Fakat ikizlerle yapılan başka bir araştırmada onların birbirinden bambaşka özellikleri, yetenekleri ve davranışları olduğu da saptanmıştır. Eğer bizi biz yapan özellikleri sadece genler belirleseydi, ikizlerin tıpatıp aynı özelliklere sahip olması gerekirdi.
İnsanın kişilik oluşumunda elbette çevre faktörü önemli olsa da bilhassa ailenin gelirinin, eğitiminin, sosyal durumunun, çocukları büyütürken takındığı tutum çok önemli olduğu saptanmıştır.

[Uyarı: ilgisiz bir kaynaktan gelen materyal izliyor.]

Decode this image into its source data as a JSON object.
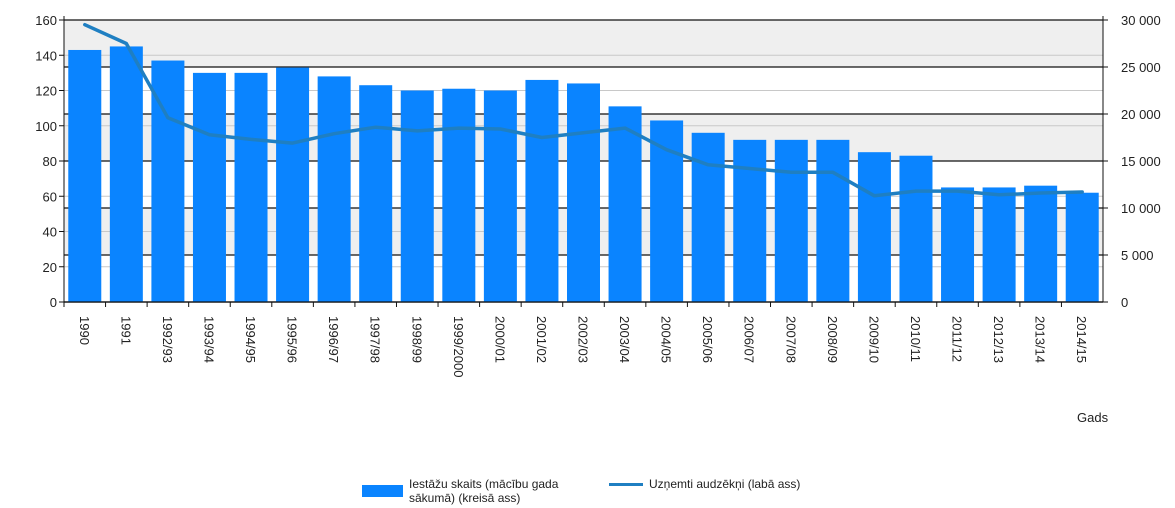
{
  "chart_data": {
    "type": "bar",
    "xlabel": "Gads",
    "categories": [
      "1990",
      "1991",
      "1992/93",
      "1993/94",
      "1994/95",
      "1995/96",
      "1996/97",
      "1997/98",
      "1998/99",
      "1999/2000",
      "2000/01",
      "2001/02",
      "2002/03",
      "2003/04",
      "2004/05",
      "2005/06",
      "2006/07",
      "2007/08",
      "2008/09",
      "2009/10",
      "2010/11",
      "2011/12",
      "2012/13",
      "2013/14",
      "2014/15"
    ],
    "series": [
      {
        "name": "Iestāžu skaits (mācību gada sākumā) (kreisā ass)",
        "type": "bar",
        "axis": "left",
        "color": "#0a84ff",
        "values": [
          143,
          145,
          137,
          130,
          130,
          133,
          128,
          123,
          120,
          121,
          120,
          126,
          124,
          111,
          103,
          96,
          92,
          92,
          92,
          85,
          83,
          65,
          65,
          66,
          62
        ]
      },
      {
        "name": "Uzņemti audzēkņi (labā ass)",
        "type": "line",
        "axis": "right",
        "color": "#1f7fc2",
        "values": [
          29500,
          27500,
          19600,
          17800,
          17300,
          16900,
          17900,
          18600,
          18200,
          18500,
          18400,
          17500,
          18000,
          18500,
          16200,
          14600,
          14200,
          13800,
          13800,
          11300,
          11800,
          11800,
          11400,
          11600,
          11700
        ]
      }
    ],
    "y_left": {
      "ylim": [
        0,
        160
      ],
      "ticks": [
        "0",
        "20",
        "40",
        "60",
        "80",
        "100",
        "120",
        "140",
        "160"
      ]
    },
    "y_right": {
      "ylim": [
        0,
        30000
      ],
      "ticks": [
        "0",
        "5 000",
        "10 000",
        "15 000",
        "20 000",
        "25 000",
        "30 000"
      ]
    },
    "grid": true,
    "legend_position": "bottom"
  },
  "legend": {
    "bar_label": "Iestāžu skaits (mācību gada sākumā) (kreisā ass)",
    "line_label": "Uzņemti audzēkņi (labā ass)"
  }
}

Örneğin sevgisiz bir ailede büyüyen bir çocukla; sevgi dolu, paylaşımcı bir ailede büyüyen bir çocuk aynı değildir. Sevgi dolu ailede büyüyen çocuğun ileride daha az sorun yaşadığı çünkü sorunlarla baş etme konusunda daha güçlü bir tavır takındığı saptanmıştır.
Çocuklar pek çok şeyi başkalarından görerek öğrenirler bundan dolayı yaşadığı çevre bu süreçte çok önemlidir. Anne-baba-kardeşten edindiği ve kişiliğine yerleşen davranışlar vardır.
Annelerin veya babaların çoğu zaman böbürlenerek “aynı ben” diye çocuğunun davranışı için gurur duyarken bir taraftan da bazen bu davranışa sahip olduğu için üzülürler. Onlar, bunların her ne kadar genlerinden geldiklerini düşünseler de aslında bu zaman içinde çocuğun görüp yaşayarak edindiği bilgi ve davranışlardır.
Ailenin çocuğa karşı olan tavır ve davranışları bazen genlerin baskınlığının üzerine çıkıp çocuğunun tavır ve davranışını değiştirebilir.
Aslında gensel olarak çok sosyal, enerjik, girişken bir çocuk; baskıcı, otoriter, çok katı kuralcı bir ailede bu özelliklerini kaybedebilir veya tam tersi olarak; utangaç, içine dönük sessiz bir çocuk, sosyal, iyi eğitimli, çocuğa nasıl yaklaşması gerektiğini bilen ve sevgi dolu bir ailede yetiştiğinde utangaç yapısını yenebilir ve sosyalleşmeye adım atabilir. Yani buradan şu sonucu çıkarabiliriz; ebeveynlerin çocuklarına olan sevgilerini göstermeleriyle ve onlara doğru yaklaşımlarıyla, çocuklarında sosyalleşmelerini sınırlandıran davranışları aşmaları mümkündür.
Biz insanlar, davranışlarımızı hem genetik olarak hem de çevresel faktörler sayesinde şekillendirip onları kazanıyoruz. İkisini birbirinden ayırmak mümkün değildir.
Ama benim fikrime göre çevrenin etkisi genlere göre biraz daha baskın geliyor. Her ne kadar belli bir yapıya, özelliklere sahip olsak da onun sınırlarını çevremiz belirliyor diye düşünüyorum. Bundan yola çıkarak yaşadığımız çevrenin özellikleri, oradaki gözlemlerimizin, öğrendiklerimizin ve yaşadıklarımızın üzerimizdeki etkisi çoktur. Her ne kadar genlerimiz bize iyi ya da kötü yandan bir şeyler katsa da çevremiz bunu tam tersine çevirebilir.